Carefully measure and add the correct amount of flavoring. You’ll notice I had enough for another batch. Don’t add too much!
Now we’re getting somewhere! Stir, you crazy beast, stir! And then onward to the bubbles…
Add the yeast.
It’s very important to allow your brew to cool to a lukewarm temperature before you add your activated yeast.
Give it a good stir for even distribution. Remember, don’t just toss your yeast into the brew and hope for the best. Activate the yeast first and only add it to the brew once it has sufficiently cooled. Adding it while the mix is still hot will kill the yeast and leave you with no carbonation.
By now, you should have your caps sanitized and ready to go. If not, go ahead and get them cleaned up before you continue.
Since I used glass bottles for my brew, I had to get these special bottle caps.
If you’re just starting out, you can reuse plastic soda bottles. In fact, that’s what the instructions recommend. Remember, this is a kit for beginners, and it’s okay to be a beginner and just focus on the process. If brewing beverages at home is something you find you enjoy, you can always spring for fancier tools and containers.
Now it’s time to bottle your Primordial Pop Ginger Ale! As I mentioned before, I’m using glass bottles, so it’s a little more complicated but still pretty easy. An important thing to remember, regardless of whether you’re using glass or plastic, is to leave about an inch and a half or so of air space in each bottle.
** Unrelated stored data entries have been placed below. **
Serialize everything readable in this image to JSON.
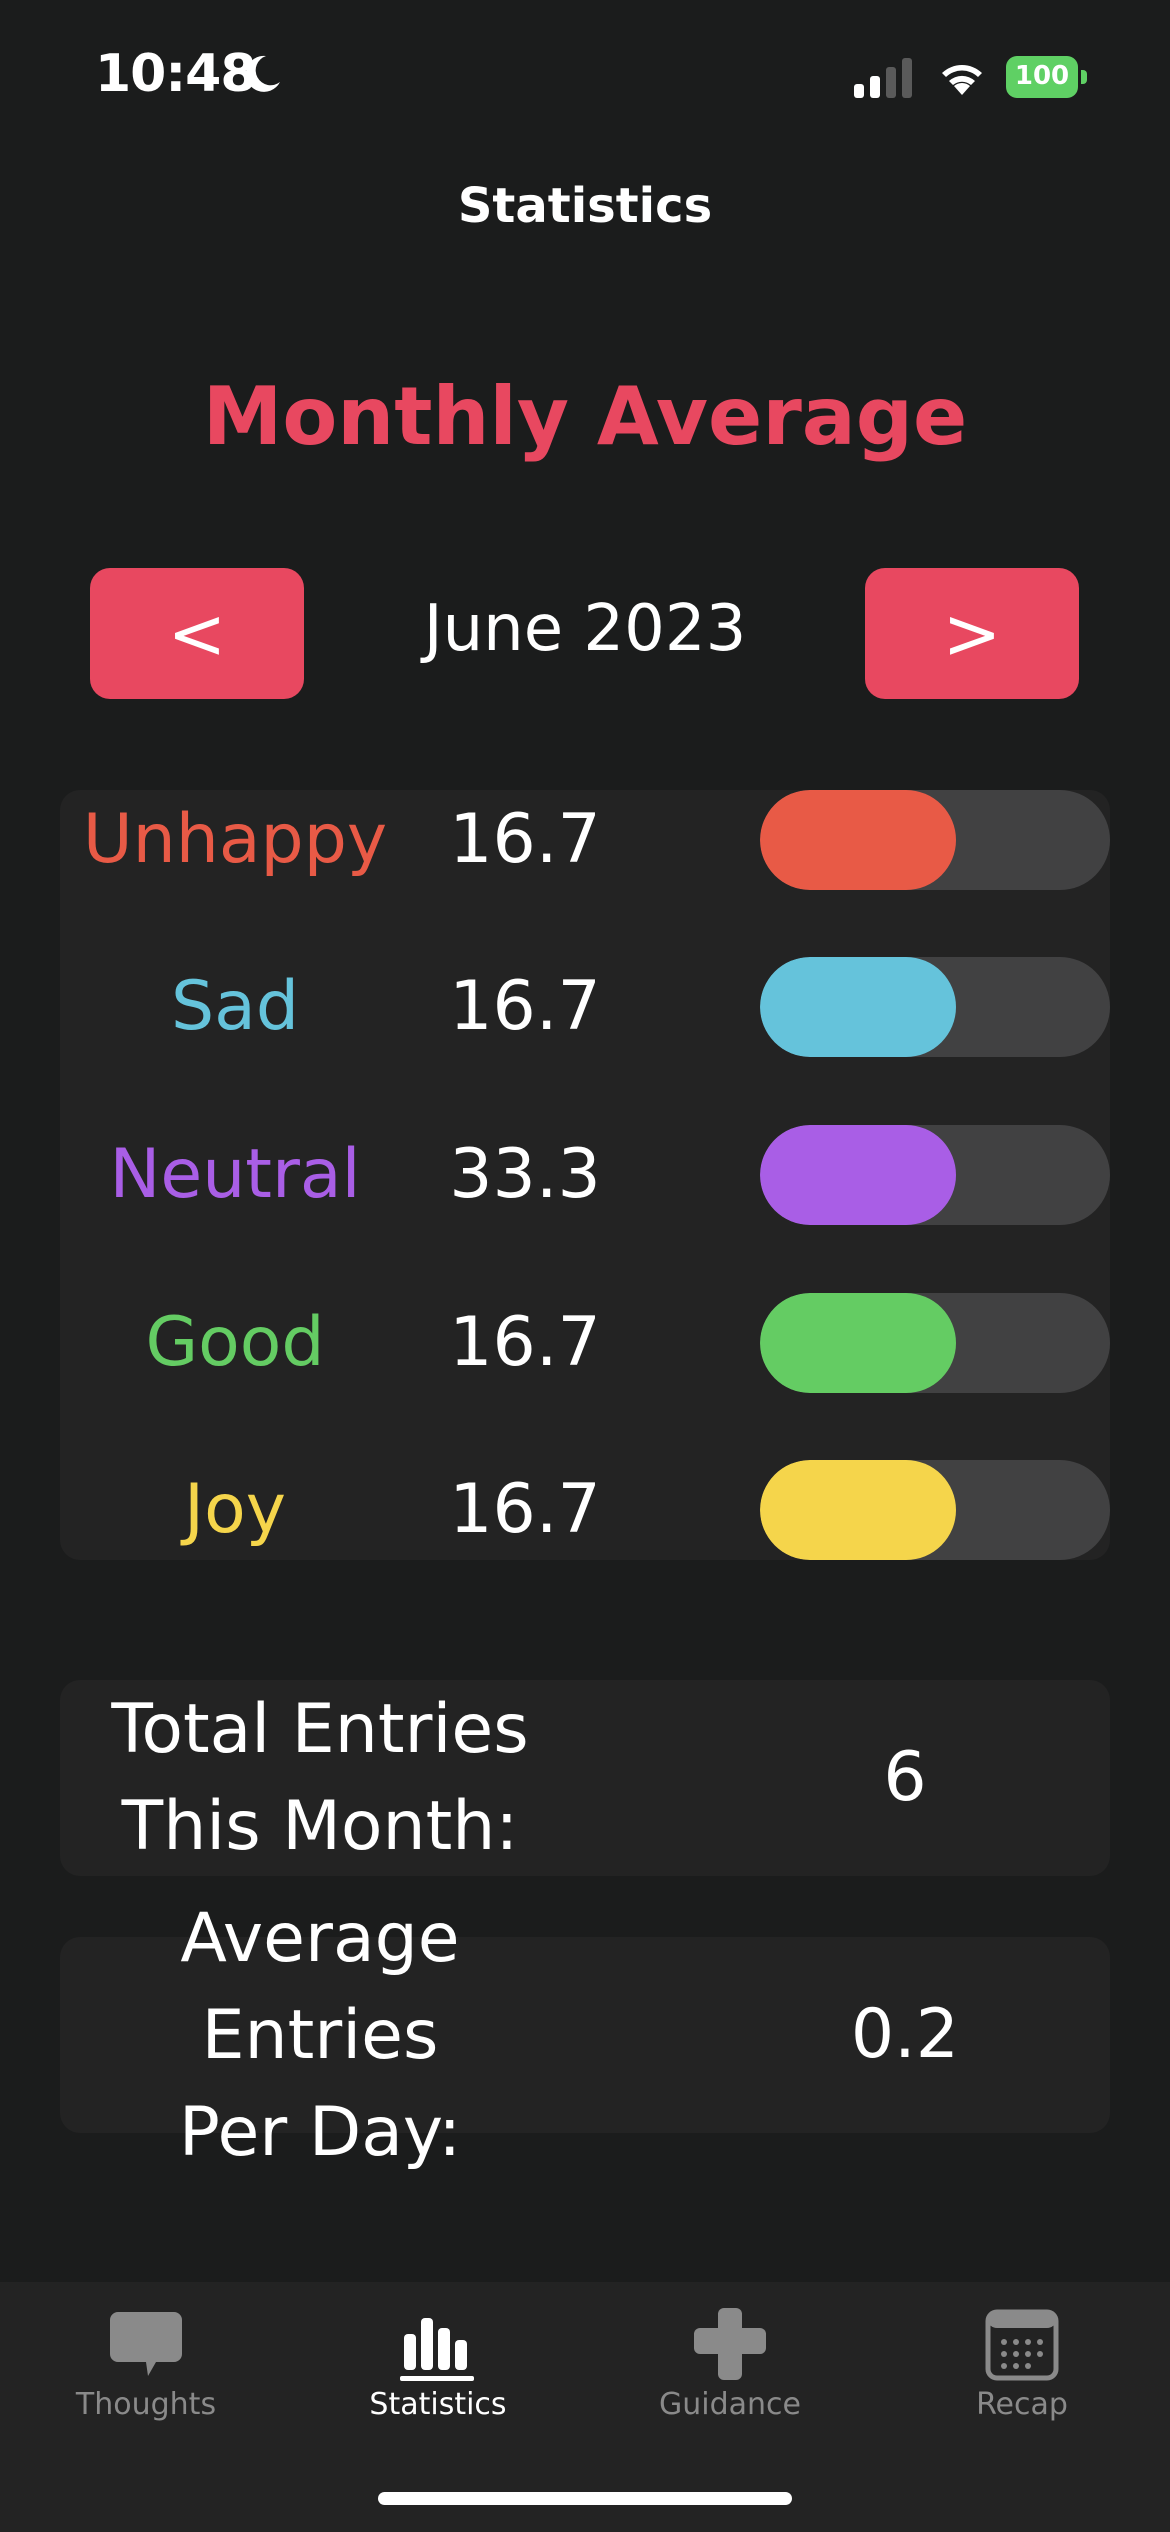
{
  "status_bar": {
    "time": "10:48",
    "battery": "100",
    "icons": [
      "moon-icon",
      "cellular-signal-icon",
      "wifi-icon",
      "battery-charging-icon"
    ]
  },
  "nav": {
    "title": "Statistics"
  },
  "heading": "Monthly Average",
  "month_nav": {
    "prev_label": "<",
    "next_label": ">",
    "month": "June 2023"
  },
  "moods": [
    {
      "name": "Unhappy",
      "value": "16.7",
      "fill_fraction": 0.56,
      "color": "#e85a46"
    },
    {
      "name": "Sad",
      "value": "16.7",
      "fill_fraction": 0.56,
      "color": "#65c3db"
    },
    {
      "name": "Neutral",
      "value": "33.3",
      "fill_fraction": 0.56,
      "color": "#a95ee6"
    },
    {
      "name": "Good",
      "value": "16.7",
      "fill_fraction": 0.56,
      "color": "#64cc63"
    },
    {
      "name": "Joy",
      "value": "16.7",
      "fill_fraction": 0.56,
      "color": "#f5d54b"
    }
  ],
  "summary": {
    "total_label": "Total Entries\nThis Month:",
    "total_value": "6",
    "avg_label": "Average Entries\nPer Day:",
    "avg_value": "0.2"
  },
  "tabs": [
    {
      "label": "Thoughts",
      "icon": "speech-bubble-icon",
      "active": false
    },
    {
      "label": "Statistics",
      "icon": "bar-chart-icon",
      "active": true
    },
    {
      "label": "Guidance",
      "icon": "plus-cross-icon",
      "active": false
    },
    {
      "label": "Recap",
      "icon": "calendar-icon",
      "active": false
    }
  ],
  "colors": {
    "accent": "#e84860",
    "background": "#1b1c1c",
    "panel": "#232323",
    "track": "#414142"
  }
}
As the yeast consumes the sugar, CO2 is produced and builds pressure. Without this air space, one of two things will happen: either your cap will pop off or the bottle will burst.
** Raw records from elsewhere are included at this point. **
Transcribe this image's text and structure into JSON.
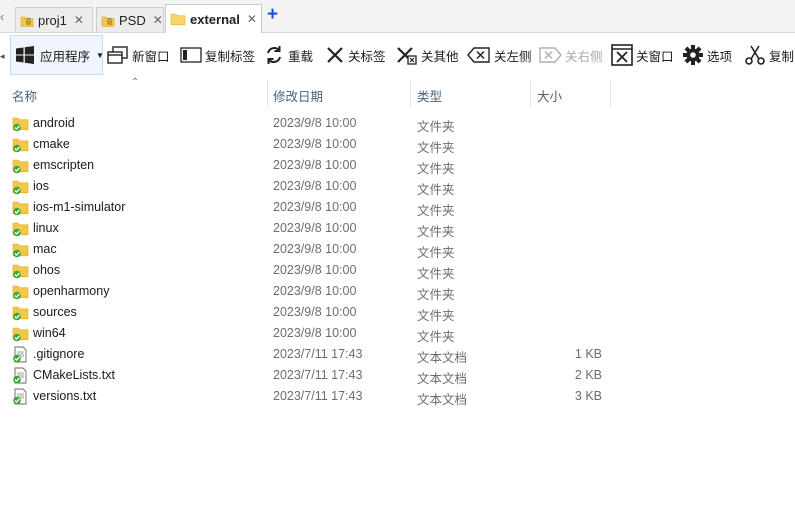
{
  "tabs": [
    {
      "label": "proj1",
      "locked": true,
      "active": false
    },
    {
      "label": "PSD",
      "locked": true,
      "active": false
    },
    {
      "label": "external",
      "locked": false,
      "active": true
    }
  ],
  "tab_add_label": "+",
  "toolbar": {
    "apps_label": "应用程序",
    "new_window_label": "新窗口",
    "copy_tab_label": "复制标签",
    "reload_label": "重载",
    "close_tab_label": "关标签",
    "close_others_label": "关其他",
    "close_left_label": "关左侧",
    "close_right_label": "关右侧",
    "close_window_label": "关窗口",
    "options_label": "选项",
    "copy_label": "复制"
  },
  "columns": {
    "name": "名称",
    "modified": "修改日期",
    "type": "类型",
    "size": "大小"
  },
  "files": [
    {
      "name": "android",
      "date": "2023/9/8 10:00",
      "type": "文件夹",
      "size": "",
      "kind": "folder"
    },
    {
      "name": "cmake",
      "date": "2023/9/8 10:00",
      "type": "文件夹",
      "size": "",
      "kind": "folder"
    },
    {
      "name": "emscripten",
      "date": "2023/9/8 10:00",
      "type": "文件夹",
      "size": "",
      "kind": "folder"
    },
    {
      "name": "ios",
      "date": "2023/9/8 10:00",
      "type": "文件夹",
      "size": "",
      "kind": "folder"
    },
    {
      "name": "ios-m1-simulator",
      "date": "2023/9/8 10:00",
      "type": "文件夹",
      "size": "",
      "kind": "folder"
    },
    {
      "name": "linux",
      "date": "2023/9/8 10:00",
      "type": "文件夹",
      "size": "",
      "kind": "folder"
    },
    {
      "name": "mac",
      "date": "2023/9/8 10:00",
      "type": "文件夹",
      "size": "",
      "kind": "folder"
    },
    {
      "name": "ohos",
      "date": "2023/9/8 10:00",
      "type": "文件夹",
      "size": "",
      "kind": "folder"
    },
    {
      "name": "openharmony",
      "date": "2023/9/8 10:00",
      "type": "文件夹",
      "size": "",
      "kind": "folder"
    },
    {
      "name": "sources",
      "date": "2023/9/8 10:00",
      "type": "文件夹",
      "size": "",
      "kind": "folder"
    },
    {
      "name": "win64",
      "date": "2023/9/8 10:00",
      "type": "文件夹",
      "size": "",
      "kind": "folder"
    },
    {
      "name": ".gitignore",
      "date": "2023/7/11 17:43",
      "type": "文本文档",
      "size": "1 KB",
      "kind": "file"
    },
    {
      "name": "CMakeLists.txt",
      "date": "2023/7/11 17:43",
      "type": "文本文档",
      "size": "2 KB",
      "kind": "file"
    },
    {
      "name": "versions.txt",
      "date": "2023/7/11 17:43",
      "type": "文本文档",
      "size": "3 KB",
      "kind": "file"
    }
  ],
  "colors": {
    "folder": "#f3c84a",
    "sync_badge": "#3aa935",
    "tab_add": "#1f4fd6",
    "header_text": "#4c607a"
  }
}
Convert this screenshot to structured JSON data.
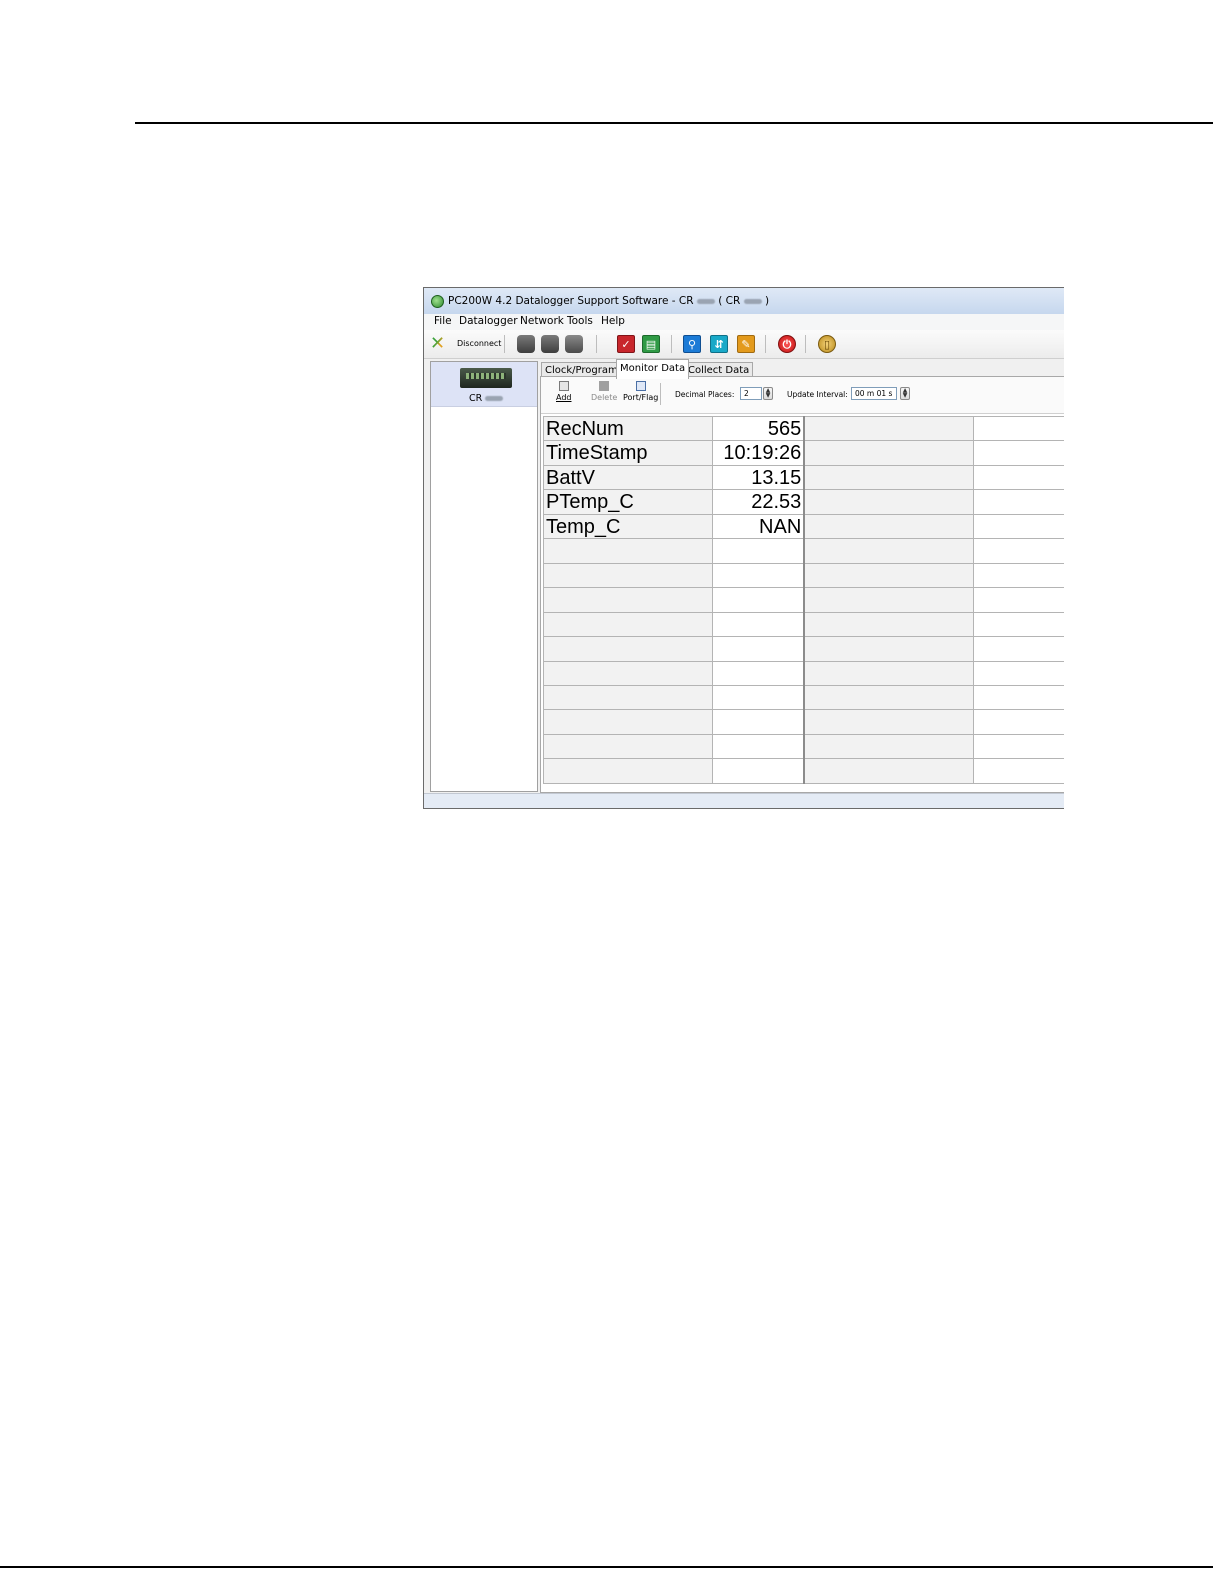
{
  "window": {
    "title_prefix": "PC200W 4.2 Datalogger Support Software - CR",
    "title_mid": " ( CR",
    "title_suffix": " )"
  },
  "menu": [
    "File",
    "Datalogger",
    "Network",
    "Tools",
    "Help"
  ],
  "toolbar": {
    "disconnect_label": "Disconnect"
  },
  "station": {
    "label": "CR"
  },
  "tabs": [
    "Clock/Program",
    "Monitor Data",
    "Collect Data"
  ],
  "active_tab": "Monitor Data",
  "monitor": {
    "add_label": "Add",
    "delete_label": "Delete",
    "portflag_label": "Port/Flag",
    "decimal_places_label": "Decimal Places:",
    "decimal_places_value": "2",
    "update_interval_label": "Update Interval:",
    "update_interval_value": "00 m 01 s"
  },
  "rows": [
    {
      "name": "RecNum",
      "value": "565"
    },
    {
      "name": "TimeStamp",
      "value": "10:19:26"
    },
    {
      "name": "BattV",
      "value": "13.15"
    },
    {
      "name": "PTemp_C",
      "value": "22.53"
    },
    {
      "name": "Temp_C",
      "value": "NAN"
    },
    {
      "name": "",
      "value": ""
    },
    {
      "name": "",
      "value": ""
    },
    {
      "name": "",
      "value": ""
    },
    {
      "name": "",
      "value": ""
    },
    {
      "name": "",
      "value": ""
    },
    {
      "name": "",
      "value": ""
    },
    {
      "name": "",
      "value": ""
    },
    {
      "name": "",
      "value": ""
    },
    {
      "name": "",
      "value": ""
    },
    {
      "name": "",
      "value": ""
    }
  ]
}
You should also note that your yeast will consume sugar and reproduce far more rapidly at 80 degrees than at 65. This will result in a quicker carbonation process and pressure will build much faster. Once the bottles have had enough, they will explode and leave a sticky mess everywhere and may also cause an injury if someone is unfortunate enough to be in the wrong place at the wrong time. Check your bottles regularly. If you’re unsure, you may want to open one early to test the pressure. Better safe than sorry. After you’ve done this a few times, you become more comfortable with what the conditions of temperature and yeast variety will produce. Even so, always keep safety at the forefront of your homebrew process. Just remember, brewing at different times of the year under different temperature conditions can alter the speed with which your brew carbonates and builds pressure.
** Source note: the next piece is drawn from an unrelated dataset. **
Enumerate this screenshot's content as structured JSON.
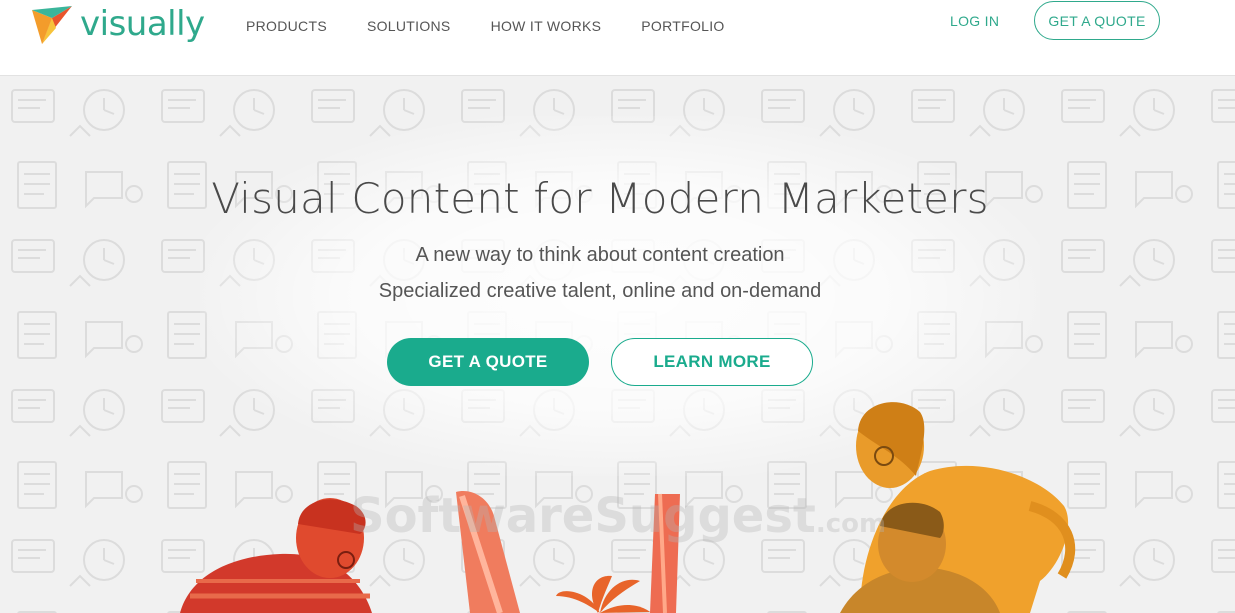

Other than that, it’s pretty straightforward. Place the cap on the bottle, crimp it down with the capper. If you’re using plastic, just twist the cap down until it’s nice and snug.
Fill those bottles!
Admit it. You’ve been dying to use the cute little funnel that came in your kit!
But leave some head room. If you fill them too full, there will be no space for the carbonation to build.
Place the sanitized caps on the bottles, while taking care not to get them contaminated.
Twist your caps tightly. Or, if you’re using glass bottles, use the crimp too to affix the bottle caps in place.
This was a great starter kit and made a very palatable ginger ale soda. It’s a little expensive to keep on the shelf, but I believe it’s a great introduction to the world of homebrewing and naturally carbonated sodas. Once you’re familiar with the process, you can piece together your own ingredients for much cheaper.
I think this would be a great family activity and it would serve as a wonderful science experiment that kids can really enjoy. There are so many great lessons here! Such as, the importance of proper sanitation, chemical reactions and fermentation, and kitchen safety.